Çocuk Gelin Mevzusu...

Hazım Koral 18.12.2022 09:21:37

Eski klişe betimleme bir tabir var: "Deveye 'Boynun eğri' demişler, o da, 'Nerem doğru ki?' demiş." Maatteessüf ki bugün ve tarih boyunca İslâm ümmetinin hâline pür melâline baktığımızda deve örnekliği durumu karşımıza çıkmaktadır. İslâm ümmeti Sevgili Peygamberimiz ahirete irtihâl ettikten sonra (medeniyet ve uygarlık bazında) hiçbir zaman olması gerektiği yerde olmadı. Bir başka deyişle, Allah Resulü'nün kamusal alanla ilgili tesis etmiş olduğu müesses nizam ve üniter site devlet yapısı muvacehesinde kurmuş olduğu medeniyet projesine ümmet gereği gibi sahip çıkmadı. Devlet düzeninde fay hattı kırılması ve eksen kayması yaşanınca bu olumsuzluktan sosyal yaşam ve aile yapıları da nasibini aldı. "Balık baştan kokar" misali devlet yapısı darbe yiyip sarsılınca millet de aile yapılarıyla birlikte sarsıldı. Bunu en bariz bir şekilde İmâm Ali'nin 5 yıllık yönetiminde görüyoruz.

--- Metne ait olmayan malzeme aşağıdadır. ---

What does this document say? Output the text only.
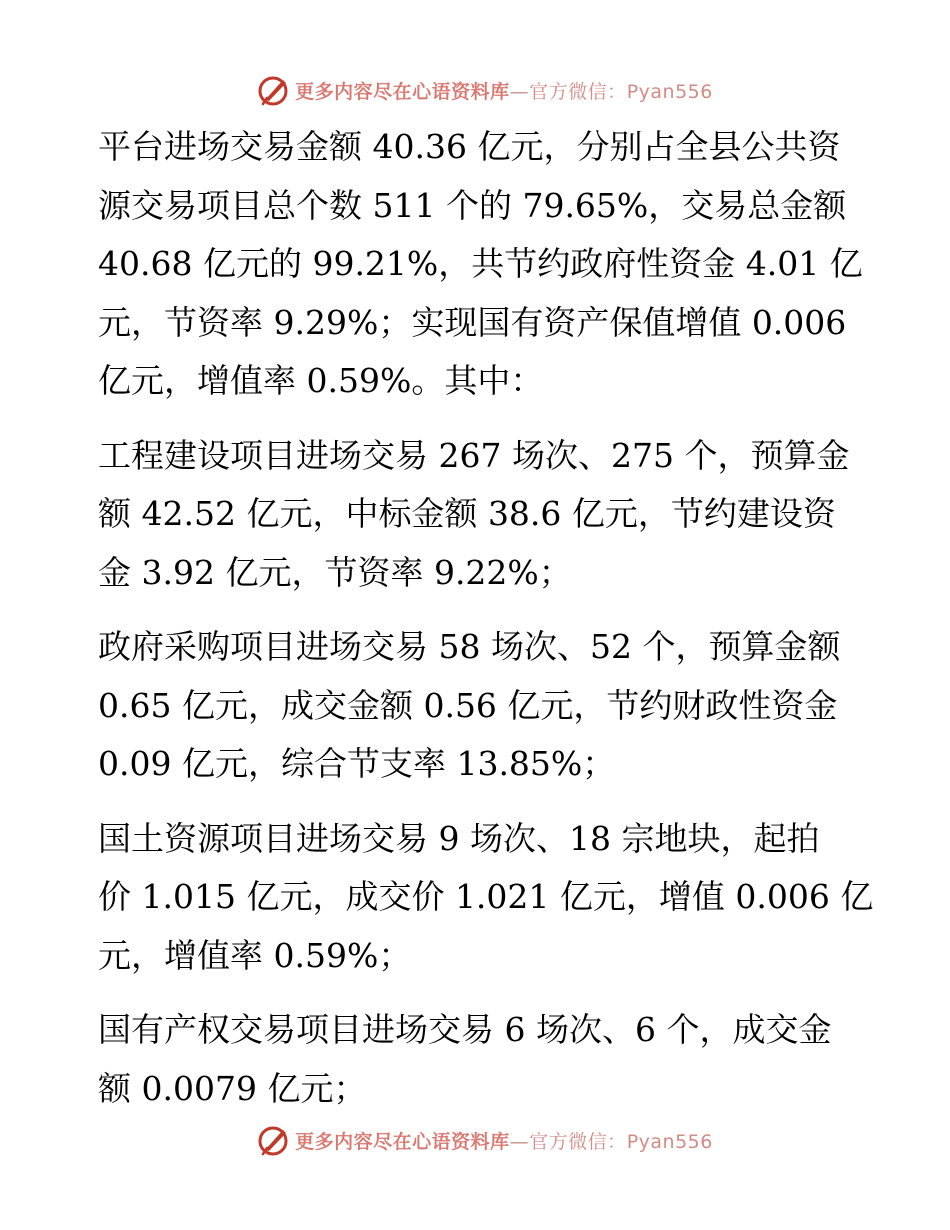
更多内容尽在心语资料库—官方微信：Pyan556
平台进场交易金额 40.36 亿元，分别占全县公共资
源交易项目总个数 511 个的 79.65%，交易总金额
40.68 亿元的 99.21%，共节约政府性资金 4.01 亿
元，节资率 9.29%；实现国有资产保值增值 0.006
亿元，增值率 0.59%。其中：
工程建设项目进场交易 267 场次、275 个，预算金
额 42.52 亿元，中标金额 38.6 亿元，节约建设资
金 3.92 亿元，节资率 9.22%；
政府采购项目进场交易 58 场次、52 个，预算金额
0.65 亿元，成交金额 0.56 亿元，节约财政性资金
0.09 亿元，综合节支率 13.85%；
国土资源项目进场交易 9 场次、18 宗地块，起拍
价 1.015 亿元，成交价 1.021 亿元，增值 0.006 亿
元，增值率 0.59%；
国有产权交易项目进场交易 6 场次、6 个，成交金
额 0.0079 亿元；
更多内容尽在心语资料库—官方微信：Pyan556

Ne üzücüdür ki, İmâm Ali İslâm'ın devlet düzenini tahkim etmek ve İslâm medeniyetini kaldığı yerden hayata hakim kılmak için Cemel, Sıffin ve Havariç ashabına karşı savaşmak zorunda kaldı. Bu savaşların üçü de "iç savaş"tı...

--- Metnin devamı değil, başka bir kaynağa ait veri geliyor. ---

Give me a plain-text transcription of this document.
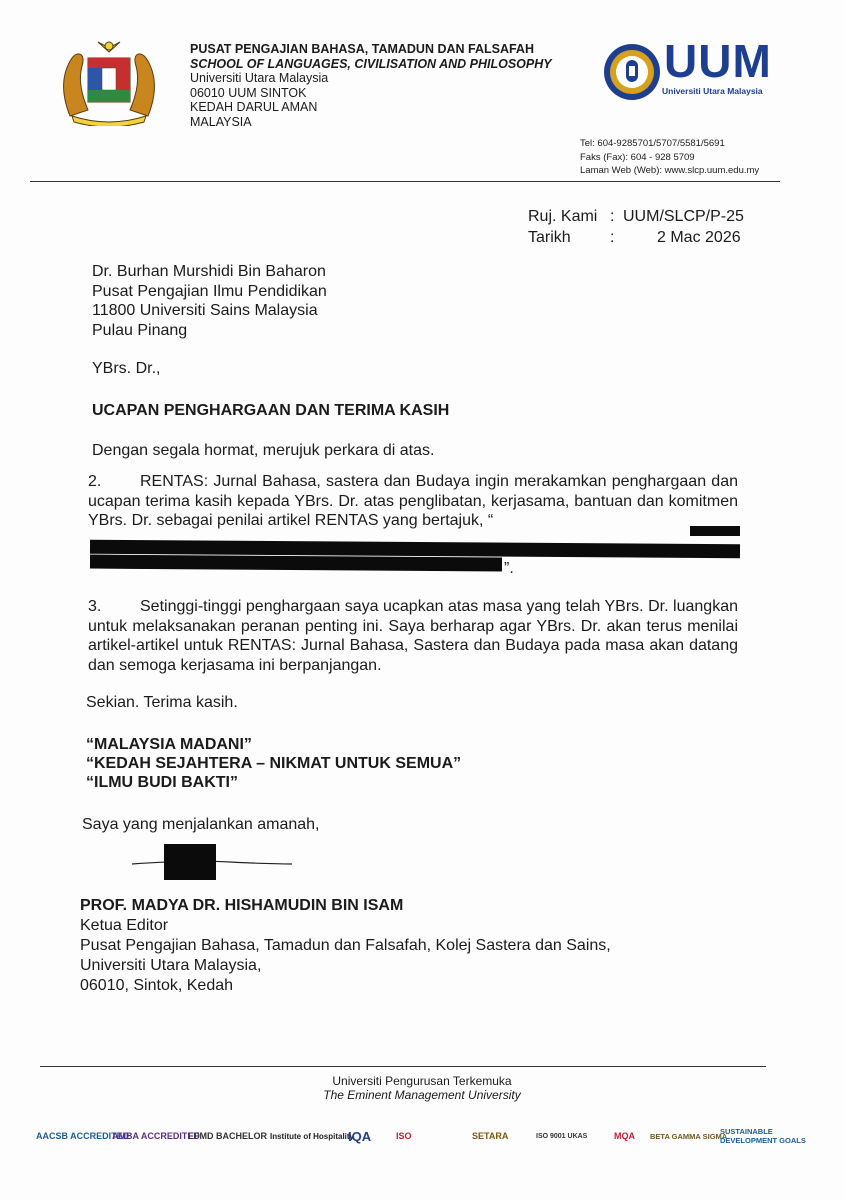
PUSAT PENGAJIAN BAHASA, TAMADUN DAN FALSAFAH
SCHOOL OF LANGUAGES, CIVILISATION AND PHILOSOPHY
Universiti Utara Malaysia
06010 UUM SINTOK
KEDAH DARUL AMAN
MALAYSIA
UUM
Universiti Utara Malaysia
Tel: 604-9285701/5707/5581/5691
Faks (Fax): 604 - 928 5709
Laman Web (Web): www.slcp.uum.edu.my
Ruj. Kami	:	UUM/SLCP/P-25
Tarikh	:	2 Mac 2026
Dr. Burhan Murshidi Bin Baharon
Pusat Pengajian Ilmu Pendidikan
11800 Universiti Sains Malaysia
Pulau Pinang
YBrs. Dr.,
UCAPAN PENGHARGAAN DAN TERIMA KASIH
Dengan segala hormat, merujuk perkara di atas.
2. RENTAS: Jurnal Bahasa, sastera dan Budaya ingin merakamkan penghargaan dan ucapan terima kasih kepada YBrs. Dr. atas penglibatan, kerjasama, bantuan dan komitmen YBrs. Dr. sebagai penilai artikel RENTAS yang bertajuk, “
”.
3. Setinggi-tinggi penghargaan saya ucapkan atas masa yang telah YBrs. Dr. luangkan untuk melaksanakan peranan penting ini. Saya berharap agar YBrs. Dr. akan terus menilai artikel-artikel untuk RENTAS: Jurnal Bahasa, Sastera dan Budaya pada masa akan datang dan semoga kerjasama ini berpanjangan.
Sekian. Terima kasih.
“MALAYSIA MADANI”
“KEDAH SEJAHTERA – NIKMAT UNTUK SEMUA”
“ILMU BUDI BAKTI”
Saya yang menjalankan amanah,
PROF. MADYA DR. HISHAMUDIN BIN ISAM
Ketua Editor
Pusat Pengajian Bahasa, Tamadun dan Falsafah, Kolej Sastera dan Sains,
Universiti Utara Malaysia,
06010, Sintok, Kedah
Universiti Pengurusan Terkemuka
The Eminent Management University
AACSB ACCREDITED
AMBA ACCREDITED
EFMD BACHELOR Institute of Hospitality
IQA	ISO	SETARA	ISO 9001 UKAS	MQA BETA GAMMA SIGMA
SUSTAINABLE DEVELOPMENT GOALS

Görüldüğü üzere ümmet daha yolun başında sınıfta kalmıştı. Ümmet deve metaforunu daha yolun başında hak etmişti. Sonra ne mi oldu? Emevîler iş başına geçti ve İslâm tamamen tersyüz edilerek Cahiliye dönemine rücû edildi. Bilindiği üzere Cahiliye döneminde kadın ve kız çocukları çok kötü muameleye maruz kalıyordu. Kadın mirastan ve en tabii insan haklarından mahrum edildiği ve insan yerine konulmadığı gibi Emevîler döneminde de aynı muameleye maruz kalmaya başladı. Özellikle kölelik sistemi ve cariye muamelesi geri getirildi. Komşu beldelere yapılan saldırılarda ele geçirilen evli-bekâr kadınlar ve kız çocukları köle pazarlarında satışa sunuldu. Bu mazlum bayanlar satışa sunulmadan önce saraya getirilerek güzel ve çekici olanları ayıklanıp saray hizmetine verildi. Özellikle yaşı ufak olan kız çocukları saraylarda cariye (seks kölesi) olarak kullanılıyordu. Bu yaptıkları pedofillere özgü icraatlarını meşrulaştırmak için Allah Resulü'ne iftira atarak Aişe validemizin Peygamberimiz'le 6 yaşında nişanlandığını, 9 yaşında evlendiğini iddia ettiler. Bu tezvirata inanan halk kendi kızlarını da küçük yaşta evlendirmeye başladı.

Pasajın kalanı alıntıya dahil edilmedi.